Yessica De Lamadrid

De la realidad verificable a la verdad construida, y cómo dejamos de buscar lo cierto para habitar lo conveniente.
Por Yessica De Lamadrid

La verdad no murió, solo dejamos de necesitarla. Y en ese momento, todo cambió.

Durante siglos, la verdad fue un contrapeso, un referente, un límite incómodo frente al poder. Podía ocultarse, manipularse, distorsionarse, pero nunca era irrelevante.

Hoy lo es. Porque el poder entendió algo que nosotros aún no terminamos de asumir; no necesita que creas la verdad, solo necesita que creas en algo.

La libertad solía implicar acceso a la verdad. Hoy implica tener acceso a versiones verificables de los hechos. Estamos inmersos en una confusión entre una cosa con la otra. Creemos que somos libres porque podemos elegir qué consumir, a quién escuchar, qué narrativa adoptar. Pero eso no es libertad, es curaduría.

El ciudadano dejó de ser un buscador de verdad y se convirtió en un consumidor de sentido. Y como todo consumidor, elige lo que le gusta, no lo que es cierto.

El poder no necesita imponerse cuando puede ser elegido. Y para ser elegido, no necesita decir la verdad, necesita construir una narrativa suficientemente coherente, emocional y compartible.

Aquí está la mutación silenciosa del poder, antes controlaba la información, hoy controla la percepción. Y la percepción es infinitamente más poderosa, porque no se discute, se siente.
El poder más eficiente no impone la verdad, administra realidades.

En este nuevo orden, la libertad es una paradoja. Nunca habíamos tenido tantas voces, tantas plataformas, tanta información disponible y a la mano. Y, sin embargo, nunca había sido tan fácil encerrar a millones de personas en versiones distintas de la misma realidad.

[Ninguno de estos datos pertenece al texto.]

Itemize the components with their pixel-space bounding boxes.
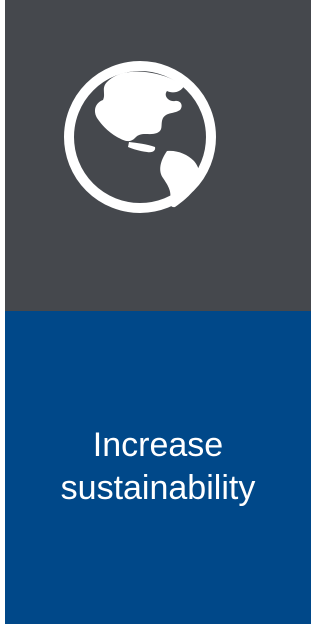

No hay censura, hay saturación. No hay imposición, hay seducción. No hay silencio, hay ruido. Y en medio de tanto ruido, la verdad se pierde. Basta con observar la conversación sobre la persona asoleándose en una ventana en palacio nacional. La disputa no fue por la verdad, sino por quién generaba la narrativa dominante.

El poder ya no necesita callarte. Necesita que hables, dentro de los límites de tu propia burbuja. Porque una sociedad fragmentada en múltiples verdades es una sociedad incapaz de organizarse, de cuestionar, de cambiar.

La polarización no es un accidente, es una arquitectura de poder. Dividir la realidad en versiones incompatibles no debilita al poder, lo fortalece. Porque mientras discutimos qué es verdad, el poder deja de necesitar rendir cuentas a todos, y se dedica a distribuir fragmentos verificables a quienes ya controla.

Y aquí está el giro más incómodo de todos, creemos que somos más libres que nunca. Pero en realidad, estamos manipulados. Nunca habíamos sido tan funcionales al poder. Porque la verdadera libertad no es elegir qué creer, es tener la capacidad de distinguir lo que es cierto, incluso cuando no nos gusta. Y esa capacidad está en crisis.

Hoy, el poder no necesita imponer una mentira. Le basta con permitir múltiples versiones de la realidad hasta que la verdad se diluya entre ellas. Cuando todo puede ser cierto, nada tiene que ser verdad. Y en ese vacío, el poder opera sin límites. No necesita convencer a todos, solo necesita fragmentarnos lo suficiente para que nunca coincidamos en lo esencial.

No vivimos en un mundo donde nos quitaron la libertad, vivimos en un mundo donde nos dejaron elegir dentro de realidades diseñadas. Hoy vivimos en un mundo donde nos enseñaron a ejercer la libertad dentro de los límites que no vemos, y eso es mucho más eficaz para someternos.

En ese sentido, la libertad no desapareció, fue rediseñada para que no tengamos que preguntarnos si somos libres. Ese es el verdadero triunfo del poder, no imponer una verdad, no controlar lo que pensamos, sino construir una realidad en la que nunca nos cuestionemos si es verdad. Y cuando la verdad deja de ser necesaria, la libertad deja de ser posible.